According to a study by McCance et al these changes occur with advancing age and are accelerated in diabetes.
Regulation of AGEs in the body
The levels of AGEs are dependent on endogenous production, exogenous intake and renal and enzymatic clearance, which together are responsible for the transient increase and decrease in amount of AGEs in the body. Glyoxalase I, II and carbonyl reductase enzymes are part of the enzymatic detoxification system. In addition, renal excretion eliminates excess of AGEs production under physiological conditions. Some authors have proposed that, with aging as well as in some pathological conditions, there is imbalance in this regulation. This imbalance can be due to an increased endogenous production, or an increased exogenous intake that, in combination with lower renal AGEs removal, leads to the build-up of AGEs observed in elderly people.
Implications for health
Accumulation of AGEs has been found in healthy aging persons, and this accumulation is higher during high glucose concentrations. Microvascular and macrovascular damage, seen in diabetes, is attributed to the build-up of AGEs in tissues.

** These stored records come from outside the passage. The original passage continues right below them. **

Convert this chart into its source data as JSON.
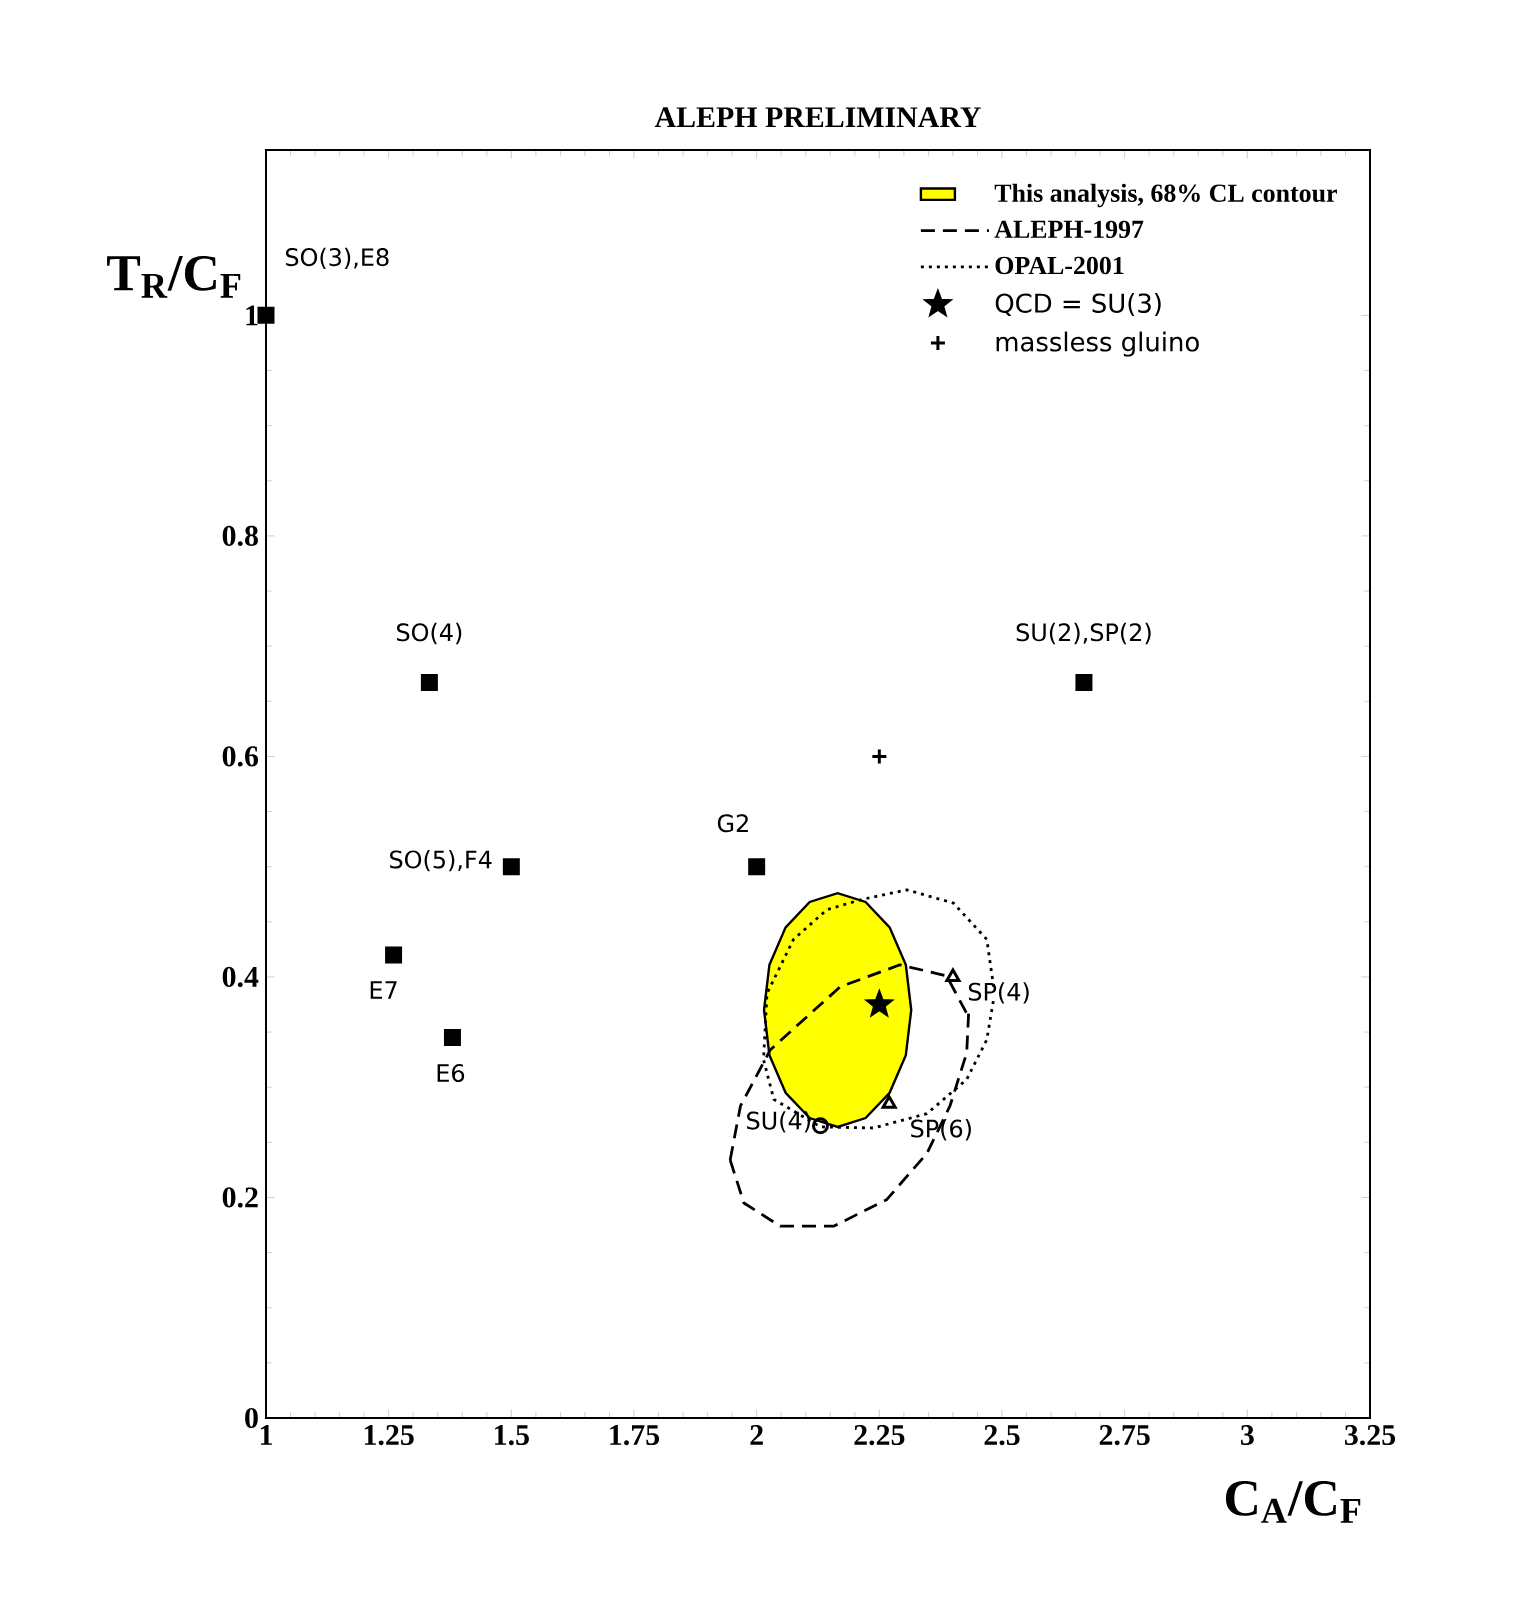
{
  "chart_data": {
    "type": "scatter",
    "title": "ALEPH PRELIMINARY",
    "xlabel": "C$_{A}$/C$_{F}$",
    "ylabel": "T$_{R}$/C$_{F}$",
    "xlim": [
      1,
      3.25
    ],
    "ylim": [
      0,
      1.15
    ],
    "xticks": [
      1,
      1.25,
      1.5,
      1.75,
      2,
      2.25,
      2.5,
      2.75,
      3,
      3.25
    ],
    "yticks": [
      0,
      0.2,
      0.4,
      0.6,
      0.8,
      1
    ],
    "legend": "top right",
    "series": [
      {
        "name": "This analysis, 68% CL contour",
        "type": "area",
        "color": "#ffff00",
        "x": [
          2.315,
          2.304,
          2.271,
          2.222,
          2.165,
          2.108,
          2.059,
          2.026,
          2.015,
          2.026,
          2.059,
          2.108,
          2.165,
          2.222,
          2.271,
          2.304,
          2.315
        ],
        "values": [
          0.37,
          0.411,
          0.445,
          0.468,
          0.476,
          0.468,
          0.445,
          0.411,
          0.37,
          0.329,
          0.295,
          0.272,
          0.264,
          0.272,
          0.295,
          0.329,
          0.37
        ]
      },
      {
        "name": "ALEPH-1997",
        "type": "line",
        "color": "#000000",
        "line_style": "dashed",
        "x": [
          1.946,
          1.967,
          2.028,
          2.17,
          2.292,
          2.387,
          2.428
        ],
        "values": [
          0.234,
          0.283,
          0.334,
          0.391,
          0.411,
          0.401,
          0.367
        ]
      },
      {
        "type": "line",
        "color": "#000000",
        "line_style": "dashed",
        "x": [
          1.946,
          1.974,
          2.048,
          2.157,
          2.265,
          2.347,
          2.394,
          2.428,
          2.432
        ],
        "values": [
          0.234,
          0.195,
          0.174,
          0.174,
          0.198,
          0.24,
          0.283,
          0.331,
          0.367
        ]
      },
      {
        "name": "OPAL-2001",
        "type": "line",
        "color": "#000000",
        "line_style": "dotted",
        "x": [
          2.483,
          2.469,
          2.401,
          2.306,
          2.212,
          2.143,
          2.075,
          2.021,
          2.014,
          2.035,
          2.13,
          2.238,
          2.347,
          2.428,
          2.469,
          2.483
        ],
        "values": [
          0.391,
          0.434,
          0.467,
          0.479,
          0.47,
          0.461,
          0.434,
          0.385,
          0.325,
          0.289,
          0.264,
          0.263,
          0.276,
          0.307,
          0.343,
          0.38
        ]
      },
      {
        "name": "SO(3),E8",
        "marker": "square",
        "color": "#000000",
        "x": [
          1
        ],
        "values": [
          1
        ]
      },
      {
        "name": "SO(4)",
        "marker": "square",
        "color": "#000000",
        "x": [
          1.333
        ],
        "values": [
          0.667
        ]
      },
      {
        "name": "SU(2),SP(2)",
        "marker": "square",
        "color": "#000000",
        "x": [
          2.667
        ],
        "values": [
          0.667
        ]
      },
      {
        "name": "SO(5),F4",
        "marker": "square",
        "color": "#000000",
        "x": [
          1.5
        ],
        "values": [
          0.5
        ]
      },
      {
        "name": "G2",
        "marker": "square",
        "color": "#000000",
        "x": [
          2
        ],
        "values": [
          0.5
        ]
      },
      {
        "name": "E7",
        "marker": "square",
        "color": "#000000",
        "x": [
          1.26
        ],
        "values": [
          0.42
        ]
      },
      {
        "name": "E6",
        "marker": "square",
        "color": "#000000",
        "x": [
          1.38
        ],
        "values": [
          0.345
        ]
      },
      {
        "name": "SU(4)",
        "marker": "circle",
        "color": "#000000",
        "x": [
          2.13
        ],
        "values": [
          0.265
        ]
      },
      {
        "name": "SP(4)",
        "marker": "triangle",
        "color": "#000000",
        "x": [
          2.4
        ],
        "values": [
          0.4
        ]
      },
      {
        "name": "SP(6)",
        "marker": "triangle",
        "color": "#000000",
        "x": [
          2.27
        ],
        "values": [
          0.285
        ]
      },
      {
        "name": "QCD = SU(3)",
        "marker": "star",
        "color": "#000000",
        "x": [
          2.25
        ],
        "values": [
          0.375
        ]
      },
      {
        "name": "massless gluino",
        "marker": "cross",
        "color": "#000000",
        "x": [
          2.25
        ],
        "values": [
          0.6
        ]
      }
    ]
  }
}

AGEs have also been observed in a wide range of pathologies such as connective tissue diseases, particularly in rheumatoid arthritis and neurological conditions such as Alzheimer’s disease and end-stage renal disease.
The accumulation of AGEs in the body over time also contributes to changes in the structure and function of the cardiovascular system and manifests as thickening and loss of elasticity of blood vessels, hypertension, endothelia dysfunctionand atherosclerotic plaque formation.
Loss of muscle mass and strength (sarcopenia) is a serious problem among elderly persons. The pathogenesis of sarcopenia is due to several causes, which include hormonal changes, increased oxidative stress, inflammation and inactivity. However, AGEs may also contribute to this condition by increasing oxidative stress and inflammation. Haus et al found a relationship between AGEs and muscular function in elderly persons and proposed that the decline of muscular function observed in aging can be attributed to AGEs.
Although many promising pharmacologic anti-AGE agents exist, their efficacy and safety are still under study. Among such therapeutic agents are amino guanidine, which can act as an antioxidant, quench hydroxyl radicals and cleave cross-links. Consequently, the best ways of reducing the amount of AGEs in the body is to avoid foods high in AGEs, smoking and engage in regular exercise.